(MCT)—My dad warned me long ago about unrequited love.
It was more lament than warning, I suppose: “It’s hard to love something that doesn’t love you back,” he says.
We were talking about my cat, who was evil. It was hard to love that cat, so I didn’t. Problem solved.
My house is a different story. I fell fast and furious for this house and it has proven a needy, selfish partner since the day we met nine months ago.
First there was the soggy basement, which revealed itself to be not just leak-prone but also leak-damaged when we (and by “we,” I mean contractors) started peeling back layers of old drywall and carpet to refinish the space.
There was the washing machine, which appeared to have laundered as many clothes as my grandmother did in her 93 years and was equally weary of the task.

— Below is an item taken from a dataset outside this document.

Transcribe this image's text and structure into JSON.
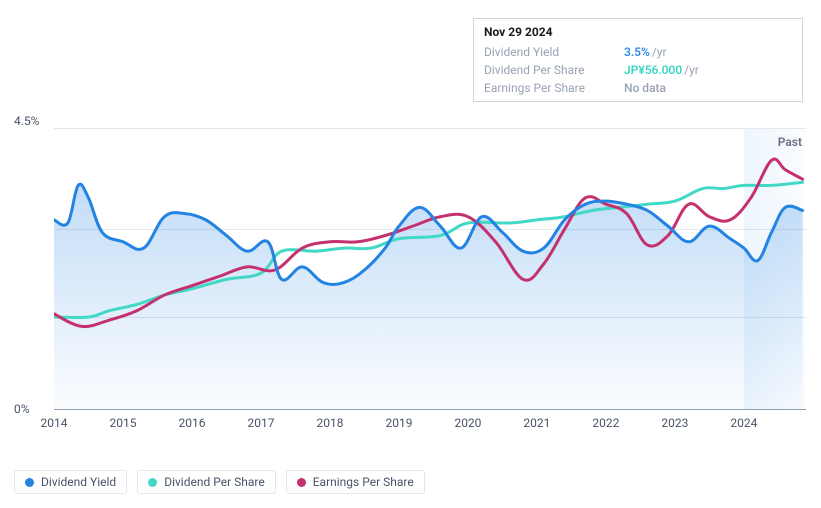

The only way to coax it through an entire spin cycle was to place a 25-pound dumbbell on its lid, and even that stopped working after the first six loads.
There was the busted furnace.
And the family of rats living in the garage.

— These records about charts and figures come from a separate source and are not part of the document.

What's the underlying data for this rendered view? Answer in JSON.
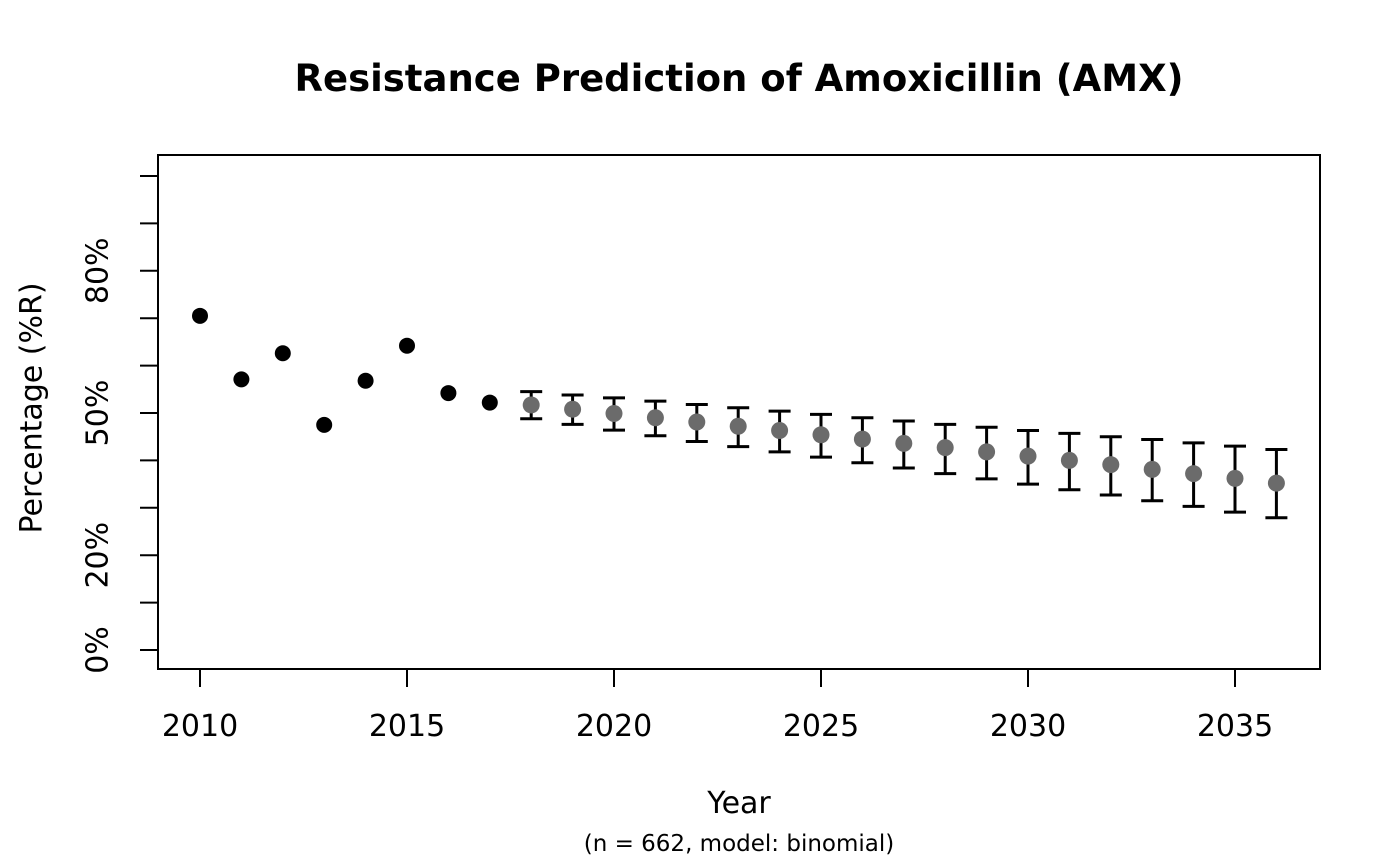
{
  "page": {
    "background": "#ffffff"
  },
  "chart_data": {
    "type": "scatter",
    "title": "Resistance Prediction of Amoxicillin (AMX)",
    "xlabel": "Year",
    "xlabel_note": "(n = 662, model: binomial)",
    "ylabel": "Percentage (%R)",
    "x_ticks": [
      2010,
      2015,
      2020,
      2025,
      2030,
      2035
    ],
    "y_ticks": [
      0,
      10,
      20,
      30,
      40,
      50,
      60,
      70,
      80,
      90,
      100
    ],
    "y_tick_labels": {
      "0": "0%",
      "20": "20%",
      "50": "50%",
      "80": "80%"
    },
    "xlim": [
      2009,
      2037
    ],
    "ylim": [
      0,
      100
    ],
    "grid": false,
    "legend": "none",
    "colors": {
      "observed": "#000000",
      "predicted": "#6b6b6b",
      "error_bar": "#000000",
      "axis": "#000000"
    },
    "series": [
      {
        "name": "observed",
        "marker": "filled-circle",
        "x": [
          2010,
          2011,
          2012,
          2013,
          2014,
          2015,
          2016,
          2017
        ],
        "y": [
          70.5,
          57.1,
          62.6,
          47.5,
          56.8,
          64.2,
          54.2,
          52.2
        ]
      },
      {
        "name": "predicted",
        "marker": "filled-circle-with-error-bars",
        "x": [
          2018,
          2019,
          2020,
          2021,
          2022,
          2023,
          2024,
          2025,
          2026,
          2027,
          2028,
          2029,
          2030,
          2031,
          2032,
          2033,
          2034,
          2035,
          2036
        ],
        "y": [
          51.7,
          50.8,
          49.9,
          49.0,
          48.1,
          47.2,
          46.3,
          45.4,
          44.5,
          43.6,
          42.7,
          41.8,
          40.9,
          40.0,
          39.1,
          38.1,
          37.2,
          36.2,
          35.2
        ],
        "ci_low": [
          48.8,
          47.6,
          46.4,
          45.2,
          44.0,
          42.9,
          41.8,
          40.7,
          39.5,
          38.4,
          37.2,
          36.1,
          35.0,
          33.8,
          32.7,
          31.5,
          30.3,
          29.1,
          27.9
        ],
        "ci_high": [
          54.5,
          53.8,
          53.2,
          52.5,
          51.8,
          51.1,
          50.4,
          49.7,
          49.0,
          48.3,
          47.6,
          47.0,
          46.3,
          45.7,
          45.0,
          44.4,
          43.7,
          43.0,
          42.3
        ]
      }
    ]
  }
}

There was the frozen pipe the day after Christmas, and the other frozen pipe during January’s polar vortex—the pipe that grew bored of the whole exercise and burst at the seam.
There was—is, actually—the new water damage. So very much damage from that pipe that burst open and flooded our newly refinished basement. The drywall, the baseboards, the floors—all shot.
The dryer will quit next, I figure. We broke up a matching set when we replaced the weary washer, and the dryer has worked triple time since the flood, tackling every towel we own. (In addition to three children, boundless energy and eager hearts, we brought roughly six dozen towels each to our midlife marriage.)
Still, and through it all, I love this stupid house.
I love the way the transom windows in the kitchen reveal a beautiful tangle of branches from the emerald ash in our backyard. I love the welcoming window seat perched atop our living room radiator, and the winding, wooden staircase that leads to the tiny, cheerful bedrooms where my children nestle in for the night. I love waking up to the house in the morning and coming home to it in the evening.